Right: Imatinib mesilate
To comply with TRIPs requirements, India modified its patent law in 2005, allowing new chemical entities (post 1995) to be patented. The law was, however, also modified to prevent the practice of 'evergreening', making small modifications to a chemical entity to acquire a new patentable drug, thus extending the patented life of the drug. The amendment to the Indian Patents Act, at section 3, reads:
"The following are not inventions within the meaning of this Act, -
(d) the mere discovery of a new form of a known substance which does not result in the enhancement of the known efficacy of that substance or the mere discovery of any new property or new use for a known substance or of the mere use of a known process, machine or apparatus unless such known process results in a new product or employs at least one new reactant".
The explanation provided in the amendment goes:
"For the purposes of this clause, salts, esters, ethers, polymorphs, metabolites, pure form, particle size, isomers, mixtures of isomers, complexes, combinations and other derivatives of known substance shall be considered to be the same substance, unless they differ significantly in properties with regard to efficacy."
This clause therefore effectively prevents drugs that are not new chemical entities from being patentable. Patenting new salts or crystal forms is not possible, unless there is some improved efficacy.
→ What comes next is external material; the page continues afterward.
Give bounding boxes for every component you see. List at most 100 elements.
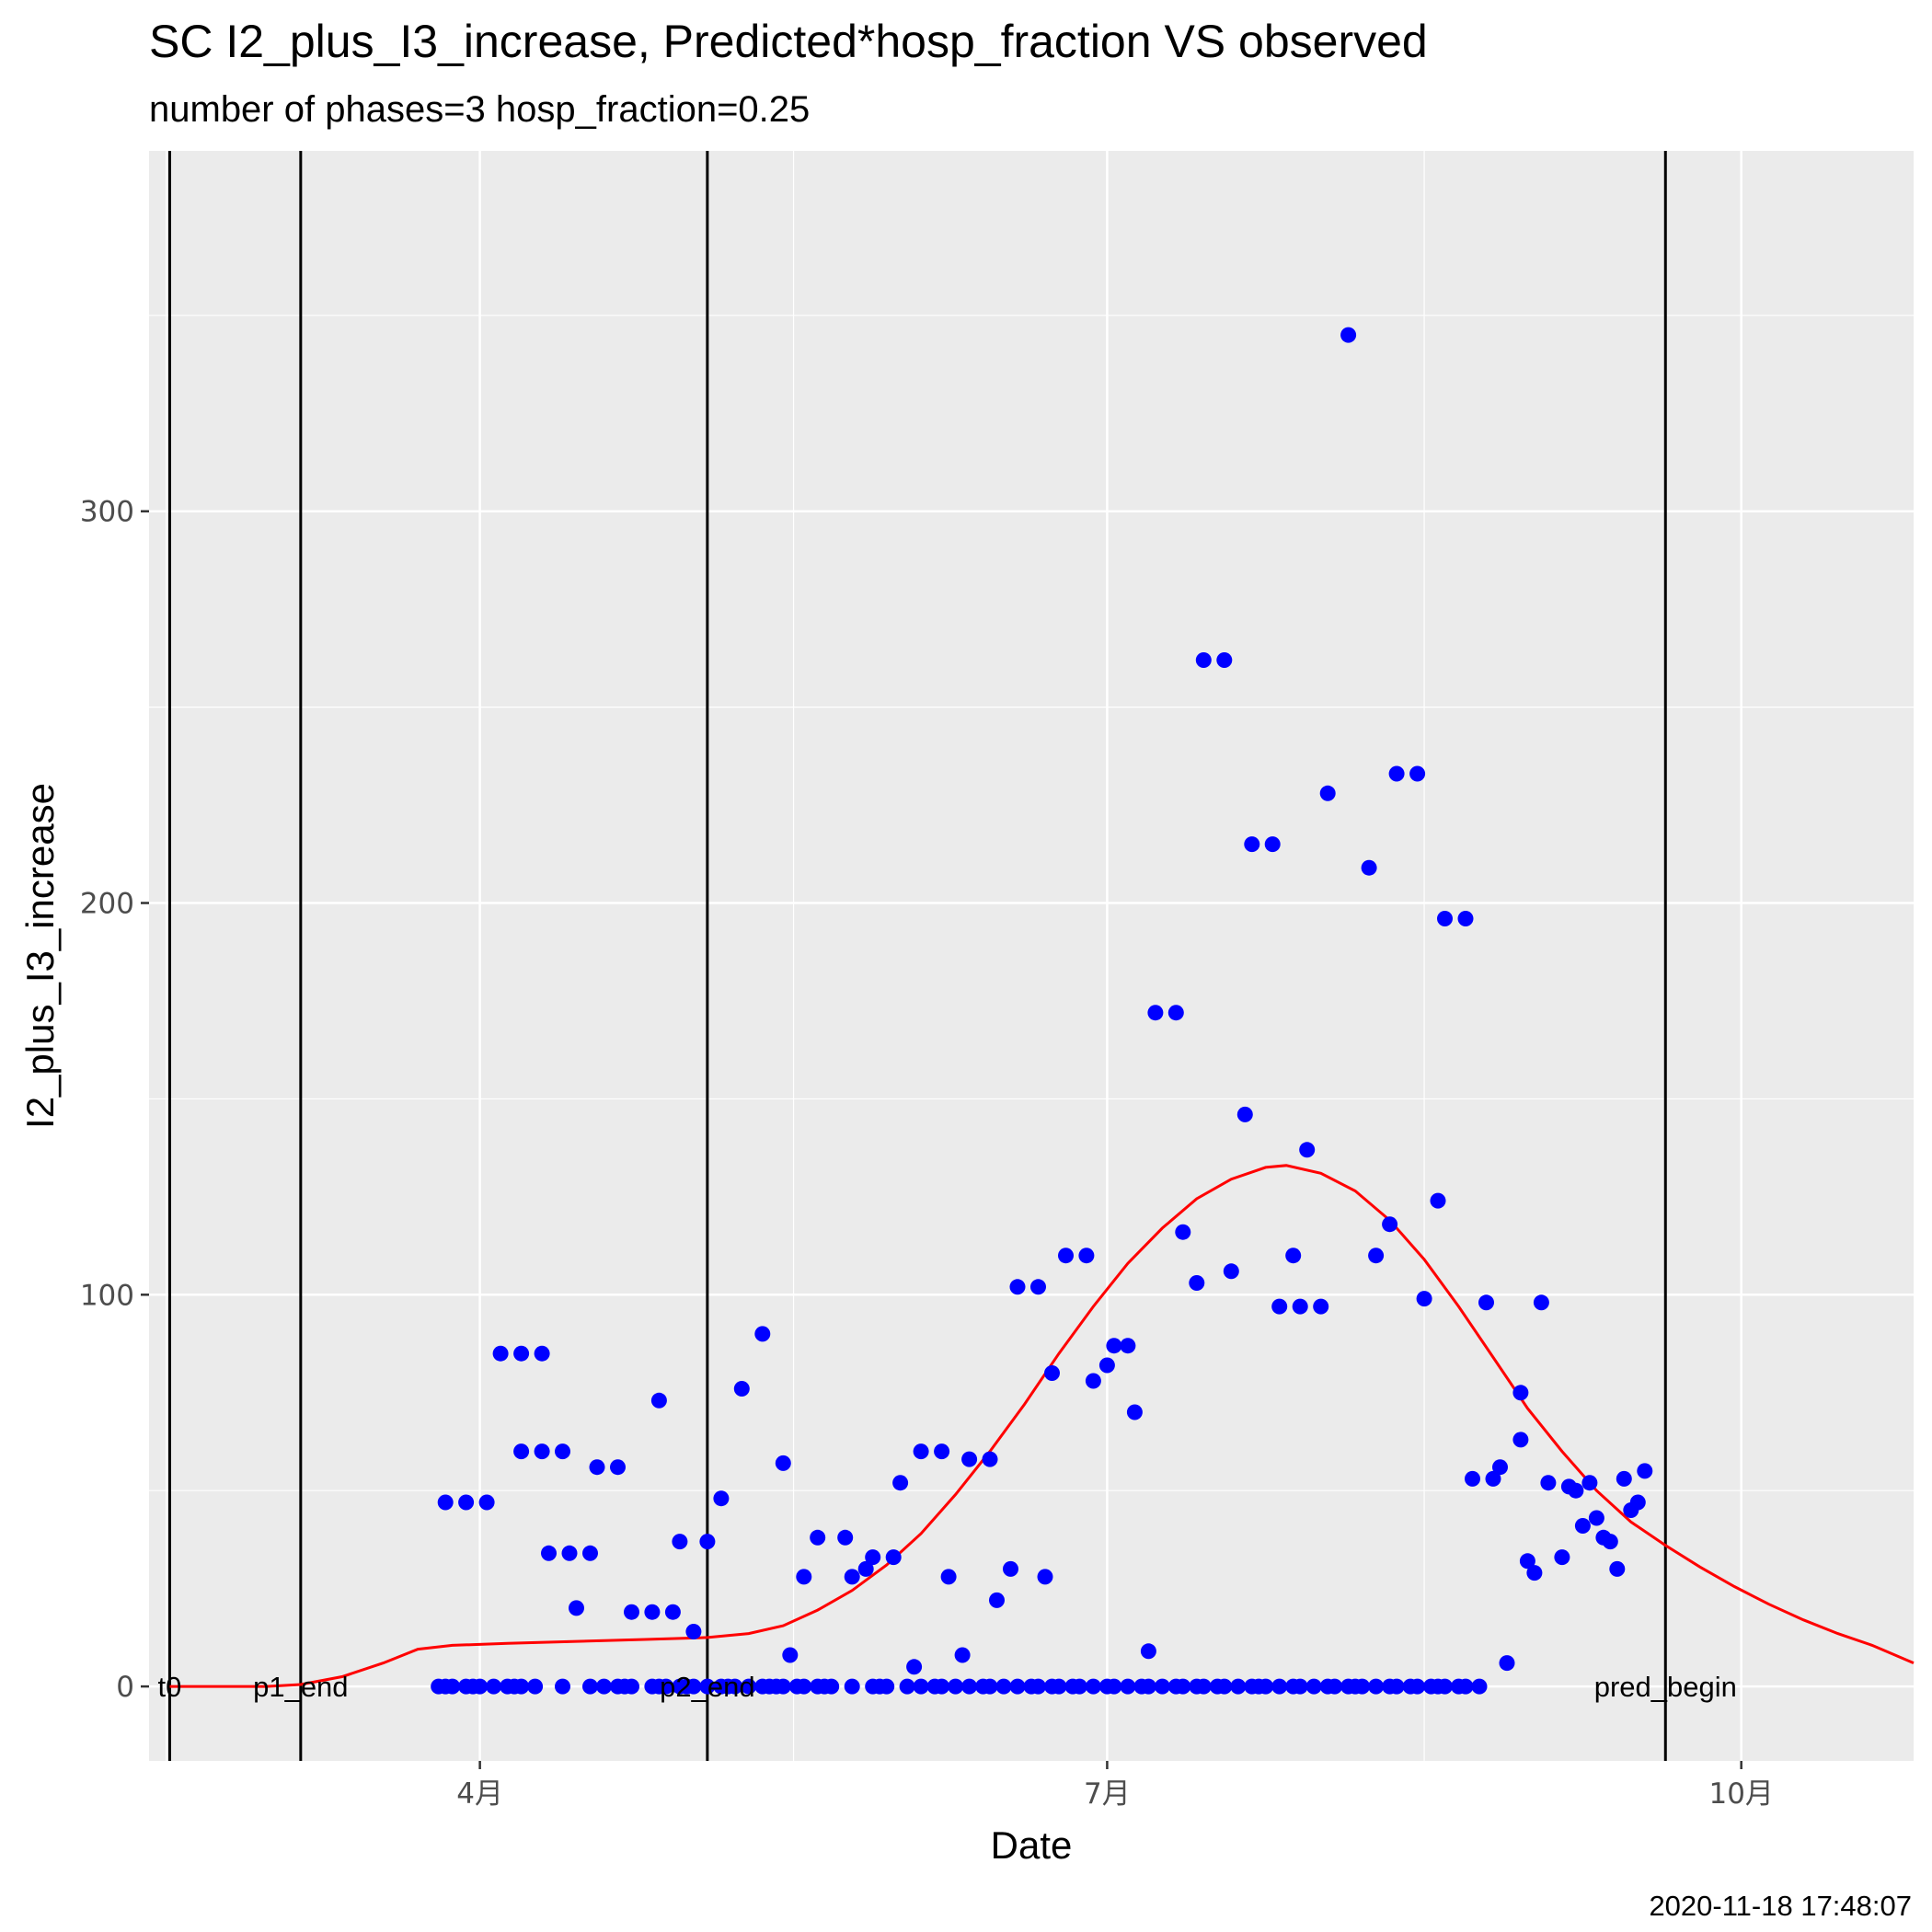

The Indian government's argument is that Glivec is not a new entity because forms of it were known of before 1995, and Glivec does not show any enhancement in efficacy. Novartis, however, argue that Glivec is more easily absorbed by the body and is therefore more effective. More significantly, Novartis also argue that the law as amended is unconstitutional, and does not comply with India's requirements under TRIPs.
The case has prompted a public outcry, including demonstrations in New Delhi. Many people view Novartis' appeal as being an attempt to restrict the availability of medicines to people who may not be able to afford them, because generic manufacturers will not be able to cheaply produce copies of patented drugs to supply the large market in India and elsewhere.
The IPKat is on the fence on this one. If Glivec is really no better in efficacy than previously available drugs, then it shouldn't really matter whether Novartis gets a patent for it or not. Generic suppliers can simply make and sell the old drug, which will work just as well. On the other hand, if Glivec really is substantially better than what was available before, don't Novartis deserve to get a patent for it, in accordance with Indian patent law? Fundamentally, it seems to come down to the old argument of whether new and innovative drugs should be the subject of patent protection at all.